African Americans are grossly 

under-represented in pharmacogenic

studies and trials.

According to an August 3, 2018 report authored by Daniel R. Weinberger of the Medical Press Magazine, “existing genetic and medical research data conspicuously underrepresent certain populations.” According to Weinberger, “the state of current genetic research suggests that African Americans will likely miss out on many of the potential future benefits of personalized medicine.”

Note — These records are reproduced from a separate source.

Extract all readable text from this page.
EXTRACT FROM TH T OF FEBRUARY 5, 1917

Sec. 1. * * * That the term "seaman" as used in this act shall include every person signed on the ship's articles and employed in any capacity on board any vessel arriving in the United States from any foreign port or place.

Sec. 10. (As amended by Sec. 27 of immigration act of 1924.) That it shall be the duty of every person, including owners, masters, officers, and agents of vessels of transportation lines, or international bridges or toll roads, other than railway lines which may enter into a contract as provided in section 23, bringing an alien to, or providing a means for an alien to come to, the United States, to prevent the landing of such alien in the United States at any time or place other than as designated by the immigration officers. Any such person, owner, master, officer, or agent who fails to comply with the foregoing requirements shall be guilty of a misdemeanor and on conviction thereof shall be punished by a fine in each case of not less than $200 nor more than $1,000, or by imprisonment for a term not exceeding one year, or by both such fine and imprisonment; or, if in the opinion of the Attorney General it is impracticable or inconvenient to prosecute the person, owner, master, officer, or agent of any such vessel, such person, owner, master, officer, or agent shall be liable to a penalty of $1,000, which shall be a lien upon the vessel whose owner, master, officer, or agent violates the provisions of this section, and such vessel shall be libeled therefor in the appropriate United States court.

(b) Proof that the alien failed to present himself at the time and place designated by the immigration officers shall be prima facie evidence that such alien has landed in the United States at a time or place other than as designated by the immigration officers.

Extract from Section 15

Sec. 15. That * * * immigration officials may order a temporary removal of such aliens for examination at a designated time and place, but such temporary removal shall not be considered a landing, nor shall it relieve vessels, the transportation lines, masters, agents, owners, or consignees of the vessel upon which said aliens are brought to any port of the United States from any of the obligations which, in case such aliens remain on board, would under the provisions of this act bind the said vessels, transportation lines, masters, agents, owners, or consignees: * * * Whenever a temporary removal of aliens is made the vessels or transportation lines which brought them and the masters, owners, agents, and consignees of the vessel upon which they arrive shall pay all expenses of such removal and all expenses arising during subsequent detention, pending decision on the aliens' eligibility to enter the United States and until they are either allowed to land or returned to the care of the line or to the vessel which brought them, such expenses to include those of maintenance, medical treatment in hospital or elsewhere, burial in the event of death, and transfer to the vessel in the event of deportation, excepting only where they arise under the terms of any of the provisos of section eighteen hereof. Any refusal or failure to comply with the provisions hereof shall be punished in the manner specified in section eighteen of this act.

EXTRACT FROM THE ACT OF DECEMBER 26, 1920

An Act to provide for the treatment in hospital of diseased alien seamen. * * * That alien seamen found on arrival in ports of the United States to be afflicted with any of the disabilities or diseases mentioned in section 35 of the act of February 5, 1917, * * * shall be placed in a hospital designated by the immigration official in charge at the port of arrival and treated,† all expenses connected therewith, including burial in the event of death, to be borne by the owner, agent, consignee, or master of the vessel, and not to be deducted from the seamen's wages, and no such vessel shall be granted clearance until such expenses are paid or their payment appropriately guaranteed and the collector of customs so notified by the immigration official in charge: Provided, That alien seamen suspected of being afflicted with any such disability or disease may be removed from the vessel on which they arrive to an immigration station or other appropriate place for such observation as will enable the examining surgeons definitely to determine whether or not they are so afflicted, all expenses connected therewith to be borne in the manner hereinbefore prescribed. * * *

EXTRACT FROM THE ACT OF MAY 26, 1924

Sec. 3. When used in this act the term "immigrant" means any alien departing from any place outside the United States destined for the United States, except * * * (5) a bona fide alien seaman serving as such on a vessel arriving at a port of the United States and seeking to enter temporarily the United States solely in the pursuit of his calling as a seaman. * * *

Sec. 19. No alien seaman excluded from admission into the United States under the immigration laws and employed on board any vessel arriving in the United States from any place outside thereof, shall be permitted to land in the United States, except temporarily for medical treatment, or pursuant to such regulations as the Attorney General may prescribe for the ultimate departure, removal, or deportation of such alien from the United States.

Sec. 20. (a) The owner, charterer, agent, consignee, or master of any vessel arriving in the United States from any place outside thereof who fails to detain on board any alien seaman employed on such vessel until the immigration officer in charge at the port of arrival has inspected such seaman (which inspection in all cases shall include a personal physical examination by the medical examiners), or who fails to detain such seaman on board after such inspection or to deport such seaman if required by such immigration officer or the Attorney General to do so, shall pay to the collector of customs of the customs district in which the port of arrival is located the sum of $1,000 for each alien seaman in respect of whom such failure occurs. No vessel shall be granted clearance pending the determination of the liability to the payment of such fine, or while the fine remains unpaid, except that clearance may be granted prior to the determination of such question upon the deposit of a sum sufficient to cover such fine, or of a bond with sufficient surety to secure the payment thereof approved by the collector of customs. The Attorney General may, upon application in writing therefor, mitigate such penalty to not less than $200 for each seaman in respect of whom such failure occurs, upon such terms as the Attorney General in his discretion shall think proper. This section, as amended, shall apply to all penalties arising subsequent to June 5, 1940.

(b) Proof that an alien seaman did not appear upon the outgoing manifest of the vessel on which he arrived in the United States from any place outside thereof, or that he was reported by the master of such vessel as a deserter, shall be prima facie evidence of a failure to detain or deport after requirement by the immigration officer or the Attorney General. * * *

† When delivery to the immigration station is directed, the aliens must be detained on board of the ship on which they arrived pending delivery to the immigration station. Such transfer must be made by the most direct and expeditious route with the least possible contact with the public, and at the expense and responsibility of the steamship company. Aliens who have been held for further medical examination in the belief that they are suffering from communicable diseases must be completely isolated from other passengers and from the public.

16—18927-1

As European communities experience the benefits of these new medical innovations, African American participation and recruitment is at an all-time low. Surveys reveal that minority groups are averse to participating in medical trials involving precision medicine due to the historic mistreatment of African Americans by the medical community. The Tuskegee Syphilis study and the case of Henrietta Lacks are well known examples of chronic mistreatment of African Americans by the medical community. Existing studies reveal that educational exchanges and information styled interactions improve the ability for medical scientists to recruit African Americans for medical trials.



There's a positive impact of

education and interaction.

There exists a wealth of studies and data to support the positive impact of education and interaction as a means of increasing minority participation in medical trials and gene collection. Consider a 2002 research study headed by J.M. Grimshaw entitled “Changing provider behavior: An overview of systematic reviews of interventions to promote implementation of research findings by healthcare professionals”. In it, Grimshaw and his colleagues concluded that increased education and awareness does impact positive participation by African Americans in genomic trials and research. Subsequent studies have reached nearly identical conclusions.


A 2005 study by D. Wendler examined the most common causes of why ethnic and racial minorities are less willing to participate in health research. The lack of information and education on the issue frequently arises as the primary factor for this reluctance. Consider further a 2015 study led by H.G. Skinner and conducted with others entitled “Using community-based participatory research principles to develop more understandable recruitment and informed consent documents in genomic research”. This study supports the conclusion that where information and education is provided in settings where beliefs are important, such as a church, the likelihood of participating in medical trials and gene collection by African Americans is enhanced. In fact, an article published in the American Journal of Physics and Applications authored by Tshela E. Mason, James Lindesay, and Georgia M. Dunston have examined the importance of studying the diversity found in populations as a pathway to understanding genome variation.